Looker: Public Sharing of Dashboards


Public Sharing of Dashboards

Data visualization and dashboards have emerged as critical tools in our data-driven world, facilitating easier decision-making and insights extraction. Looker, being at the forefront of this domain, offers capabilities to share dashboards. But when these dashboards are shared publicly, it can raise several security concerns. This article will outline why public sharing is problematic, how unintentional sharing might happen, and ways to prevent such inadvertent exposures.

The Risks of Publicly Sharing Dashboards

  1. Sensitive Data Exposure: Dashboards can often contain business-critical or private data. Sharing these dashboards publicly might expose sensitive information to unauthorized individuals or even competitors.
  2. Regulatory Violations: For businesses that operate under strict data protection regulations, like GDPR or HIPAA, public sharing can result in non-compliance, leading to financial penalties and reputational damage.
  3. Misinterpretation of Data: In the wrong hands, or without the proper context, data can be misinterpreted, which can result in misinformation or misleading narratives about a business.
  4. Breach of Intellectual Property: Apart from the data itself, the way it's visualized, analyzed, or the insights drawn from it could be proprietary.

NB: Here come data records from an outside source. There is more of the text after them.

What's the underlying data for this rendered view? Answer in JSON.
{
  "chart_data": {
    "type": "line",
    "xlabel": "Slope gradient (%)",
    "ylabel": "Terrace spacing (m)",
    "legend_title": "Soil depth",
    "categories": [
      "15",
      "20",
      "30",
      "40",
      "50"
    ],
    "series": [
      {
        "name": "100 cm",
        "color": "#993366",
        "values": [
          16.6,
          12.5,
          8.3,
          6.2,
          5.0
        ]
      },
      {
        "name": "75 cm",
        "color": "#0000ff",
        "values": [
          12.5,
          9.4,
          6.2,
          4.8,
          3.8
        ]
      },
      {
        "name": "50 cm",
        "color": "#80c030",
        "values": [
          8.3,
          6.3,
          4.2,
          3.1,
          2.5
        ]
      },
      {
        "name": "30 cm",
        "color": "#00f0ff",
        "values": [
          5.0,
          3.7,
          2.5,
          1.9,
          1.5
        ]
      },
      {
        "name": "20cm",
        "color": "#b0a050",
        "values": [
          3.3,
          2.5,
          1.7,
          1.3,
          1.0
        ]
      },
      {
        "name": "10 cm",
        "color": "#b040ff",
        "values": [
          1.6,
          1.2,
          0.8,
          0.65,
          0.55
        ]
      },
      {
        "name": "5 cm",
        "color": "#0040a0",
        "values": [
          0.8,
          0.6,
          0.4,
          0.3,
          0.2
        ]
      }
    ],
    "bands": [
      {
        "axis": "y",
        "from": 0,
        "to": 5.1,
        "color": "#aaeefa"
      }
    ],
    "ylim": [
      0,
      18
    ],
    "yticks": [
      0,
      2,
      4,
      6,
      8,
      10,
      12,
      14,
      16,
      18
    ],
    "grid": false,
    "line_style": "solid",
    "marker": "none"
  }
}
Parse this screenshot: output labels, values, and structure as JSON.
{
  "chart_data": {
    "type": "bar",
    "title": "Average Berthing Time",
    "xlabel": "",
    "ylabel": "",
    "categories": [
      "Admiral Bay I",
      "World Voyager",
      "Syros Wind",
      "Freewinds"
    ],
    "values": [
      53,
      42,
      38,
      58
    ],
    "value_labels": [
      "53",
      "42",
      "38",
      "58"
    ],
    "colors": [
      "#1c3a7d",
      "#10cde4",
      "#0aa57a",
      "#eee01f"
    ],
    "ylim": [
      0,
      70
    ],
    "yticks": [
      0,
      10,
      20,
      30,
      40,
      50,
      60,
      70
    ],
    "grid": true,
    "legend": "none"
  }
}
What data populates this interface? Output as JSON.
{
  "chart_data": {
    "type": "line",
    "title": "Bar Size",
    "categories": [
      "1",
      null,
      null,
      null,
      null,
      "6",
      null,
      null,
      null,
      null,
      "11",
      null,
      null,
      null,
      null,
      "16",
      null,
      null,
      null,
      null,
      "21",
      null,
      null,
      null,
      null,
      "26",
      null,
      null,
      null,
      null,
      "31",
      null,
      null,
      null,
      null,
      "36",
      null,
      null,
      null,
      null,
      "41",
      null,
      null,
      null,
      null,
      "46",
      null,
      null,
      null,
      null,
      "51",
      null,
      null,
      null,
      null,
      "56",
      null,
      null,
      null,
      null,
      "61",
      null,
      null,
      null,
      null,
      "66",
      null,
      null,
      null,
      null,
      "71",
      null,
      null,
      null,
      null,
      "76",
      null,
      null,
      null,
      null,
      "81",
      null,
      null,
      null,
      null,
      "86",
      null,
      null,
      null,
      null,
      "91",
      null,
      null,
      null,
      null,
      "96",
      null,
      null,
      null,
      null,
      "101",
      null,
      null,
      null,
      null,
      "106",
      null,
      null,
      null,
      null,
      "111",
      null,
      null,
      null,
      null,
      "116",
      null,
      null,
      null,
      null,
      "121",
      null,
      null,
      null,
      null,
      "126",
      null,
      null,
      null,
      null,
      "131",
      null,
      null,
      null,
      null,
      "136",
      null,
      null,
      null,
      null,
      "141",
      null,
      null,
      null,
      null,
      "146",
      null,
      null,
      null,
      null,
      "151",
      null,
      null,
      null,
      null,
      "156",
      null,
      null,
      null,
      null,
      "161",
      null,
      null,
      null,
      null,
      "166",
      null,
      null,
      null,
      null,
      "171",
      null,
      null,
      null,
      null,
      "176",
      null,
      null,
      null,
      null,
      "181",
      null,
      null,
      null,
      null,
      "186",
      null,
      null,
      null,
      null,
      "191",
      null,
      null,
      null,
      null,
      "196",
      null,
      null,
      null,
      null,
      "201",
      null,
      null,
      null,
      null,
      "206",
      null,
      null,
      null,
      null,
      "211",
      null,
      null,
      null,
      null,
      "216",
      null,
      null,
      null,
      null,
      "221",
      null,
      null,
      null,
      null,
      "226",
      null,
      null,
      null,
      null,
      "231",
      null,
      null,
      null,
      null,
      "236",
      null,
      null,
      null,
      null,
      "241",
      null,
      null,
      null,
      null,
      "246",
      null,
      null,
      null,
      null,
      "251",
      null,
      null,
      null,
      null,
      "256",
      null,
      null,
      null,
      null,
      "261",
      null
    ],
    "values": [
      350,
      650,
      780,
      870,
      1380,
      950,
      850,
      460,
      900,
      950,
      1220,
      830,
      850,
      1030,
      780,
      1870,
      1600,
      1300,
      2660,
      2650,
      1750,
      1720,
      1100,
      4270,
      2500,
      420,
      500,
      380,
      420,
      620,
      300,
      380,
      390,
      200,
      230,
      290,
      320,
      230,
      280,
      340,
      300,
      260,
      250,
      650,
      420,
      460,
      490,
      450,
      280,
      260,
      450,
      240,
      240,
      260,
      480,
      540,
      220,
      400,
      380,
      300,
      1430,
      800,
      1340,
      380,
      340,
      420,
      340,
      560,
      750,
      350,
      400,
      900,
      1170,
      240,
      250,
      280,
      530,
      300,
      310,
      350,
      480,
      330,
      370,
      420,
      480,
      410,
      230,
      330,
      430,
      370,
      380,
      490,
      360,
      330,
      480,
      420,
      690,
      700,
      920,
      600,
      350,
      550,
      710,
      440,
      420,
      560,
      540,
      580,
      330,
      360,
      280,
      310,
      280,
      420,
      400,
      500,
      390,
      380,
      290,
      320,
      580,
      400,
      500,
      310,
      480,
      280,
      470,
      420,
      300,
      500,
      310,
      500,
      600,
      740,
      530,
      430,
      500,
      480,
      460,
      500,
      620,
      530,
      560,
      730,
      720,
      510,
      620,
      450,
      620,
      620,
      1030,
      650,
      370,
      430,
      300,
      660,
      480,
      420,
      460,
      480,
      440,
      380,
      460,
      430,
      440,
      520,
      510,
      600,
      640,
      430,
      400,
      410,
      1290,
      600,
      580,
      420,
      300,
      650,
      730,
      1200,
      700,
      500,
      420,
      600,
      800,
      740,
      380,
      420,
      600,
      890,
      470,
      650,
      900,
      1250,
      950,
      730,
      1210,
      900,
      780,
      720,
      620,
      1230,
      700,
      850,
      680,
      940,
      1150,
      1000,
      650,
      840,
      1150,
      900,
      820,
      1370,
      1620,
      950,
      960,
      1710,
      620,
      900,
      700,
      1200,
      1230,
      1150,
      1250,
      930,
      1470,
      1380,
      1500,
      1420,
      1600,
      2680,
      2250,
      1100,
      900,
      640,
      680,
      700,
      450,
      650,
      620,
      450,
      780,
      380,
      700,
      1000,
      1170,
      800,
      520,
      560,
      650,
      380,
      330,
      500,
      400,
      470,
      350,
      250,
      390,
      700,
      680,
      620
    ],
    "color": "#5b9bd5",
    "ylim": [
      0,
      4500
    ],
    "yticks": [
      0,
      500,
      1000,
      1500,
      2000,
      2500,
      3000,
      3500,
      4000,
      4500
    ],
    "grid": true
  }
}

Publicly sharing dashboards can thus inadvertently give away strategic business information.

How Public Sharing Might Inadvertently Happen

  1. Lack of Awareness: Users might not be aware of the implications of sharing dashboards publicly and might do so for the sake of convenience.
  2. Mistaking Internal Links for Public: Looker provides both public and private sharing links. Users might mistakenly generate and share a public link instead of a restricted one.
  3. Default Settings: Some configurations or templates might have default settings that enable easier public sharing, leading to unintentional exposures if not appropriately adjusted.
  4. Absence of Review Mechanisms: Without a process to review and approve dashboard sharing actions, users might share data without realizing its sensitivity.

Strategies to Mitigate Public Sharing Risks

  1. Educate Users: Awareness is the first line of defense. Regularly conduct training sessions to inform users about the risks and implications of public sharing.
  2. Review Default Settings: Ensure that the default settings for new dashboards are set to private or restricted sharing. Public sharing should require deliberate actions.
  3. Implement Approval Workflows: Consider introducing a review and approval process for sharing dashboards. This adds an additional layer of scrutiny before data goes public.
  4. Monitor Dashboard Activities: Utilize Looker's auditing and logging capabilities to monitor dashboard sharing activities. Any unusual or unauthorized sharing should trigger alerts.
  5. Role-Based Access Control (RBAC): Use Looker’s RBAC to restrict who can create public sharing links. Limit this capability only to trusted and trained individuals.
  6. Periodic Audits: Schedule regular audits of shared dashboards. Check the sharing settings and validate whether the dashboards still need to be shared and with whom.

The convenience of sharing data should never come at the cost of security and privacy. While Looker’s dashboard sharing capabilities are powerful, they need to be wielded with caution. Through a combination of user education, robust processes, and utilizing Looker's built-in security features, organizations can share insights without compromising data security.